Las amplias, persistentes y masivas movilizaciones de estos últimos obligaron al gobierno Sánchez a rectificar la lógica en los presupuestos vigentes (2018) y a que la Comisión del del Pacto de Toledo acordase recomendar (por unanimidad) que de nuevo los incrementos de las pensiones se ligaran al IPC.  En ese momento se abrió la caja de los truenos y desde entonces los poderes fácticos por medio de sus voceros no han dejado de asegurar que, debido a esa vinculación, peligra todo el sistema.

El FMI carga contra la medida y defiende la línea de Rajoy, lo mismo que hacen los gerifaltes bruselenses. Tratan de aterrorizar y afirman que no es posible y que solo existe un camino, el del recorte. ¿Las razones? Por supuesto de dinero, pero no porque no lo haya, sino porque lo quieren los bancos y los amos de la deuda. Las pensiones representan, como las hipotecas, un negocio gigantesco y aunque para la sociedad sean un derecho que el Estado debe garantizar, para los señores del dinero no significan otra cosa que una cantidad de capital ingente que desean someter a su lógica de casino.

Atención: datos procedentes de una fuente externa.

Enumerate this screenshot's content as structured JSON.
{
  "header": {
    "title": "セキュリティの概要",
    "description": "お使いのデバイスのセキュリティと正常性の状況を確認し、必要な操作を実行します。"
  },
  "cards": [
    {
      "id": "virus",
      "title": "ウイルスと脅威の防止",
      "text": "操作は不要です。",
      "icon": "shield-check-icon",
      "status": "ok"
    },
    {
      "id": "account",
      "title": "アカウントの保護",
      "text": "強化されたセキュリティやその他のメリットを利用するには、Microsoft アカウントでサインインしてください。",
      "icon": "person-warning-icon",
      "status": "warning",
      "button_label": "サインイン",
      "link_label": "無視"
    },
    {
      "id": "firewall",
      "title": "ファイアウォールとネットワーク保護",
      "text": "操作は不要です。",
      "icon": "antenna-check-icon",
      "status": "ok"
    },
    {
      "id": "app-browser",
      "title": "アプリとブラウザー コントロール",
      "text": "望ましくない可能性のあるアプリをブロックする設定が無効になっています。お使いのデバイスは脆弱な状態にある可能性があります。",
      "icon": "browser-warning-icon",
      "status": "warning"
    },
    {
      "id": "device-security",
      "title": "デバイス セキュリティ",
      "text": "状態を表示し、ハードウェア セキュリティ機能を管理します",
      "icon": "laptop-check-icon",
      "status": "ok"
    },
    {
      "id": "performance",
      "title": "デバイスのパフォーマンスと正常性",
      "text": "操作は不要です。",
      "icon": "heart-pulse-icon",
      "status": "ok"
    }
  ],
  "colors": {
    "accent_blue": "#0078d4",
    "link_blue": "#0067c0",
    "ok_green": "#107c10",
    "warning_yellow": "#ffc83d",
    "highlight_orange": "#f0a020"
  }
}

Ése es el fondo de la pelea: despojarnos de un derecho para hacer negocio. Lo que ahoga las cuentas del Estado no son los 3 o 5 euros que por persona y como media representaría el aumento, sino la sed de beneficio del núcleo reducido de familias que controla las finanzas y que pretende seguir manteniendo al reino y a Europa entera en un puño. Subir las pensiones en España al ritmo del IPC supone un crecimiento del gasto de 3 puntos del PIB en 30 años, pasando del 11% actual al 14%. Un porcentaje que ya alcanzan Francia (con un déficit 3 veces menor), Italia o Portugal.

Reducir el déficit e incrementar rápidamente el fondo que se destina a pensiones podría efectuarse con simples medidas tales como destopar las cotizaciones para salarios de más de 3.500€, elevar el Salario Mínimo Interprofesional (1000€) o eliminar las bonificaciones en la cuota patronal las cuales, como se ha demostrado, resultan ineficientes y caras. Solo esta última medida incrementaría la recaudación equivalente al 1% del PIB.

La dudas del gobierno de Sánchez ante las presiones de los agentes de la banca y los fondos nos ratifican nuevamente en la necesidad de continuar profundizando y ampliado la movilización. Al final, será la calle, donde se arrancan y se defienden los derechos, la que diga la última palabra.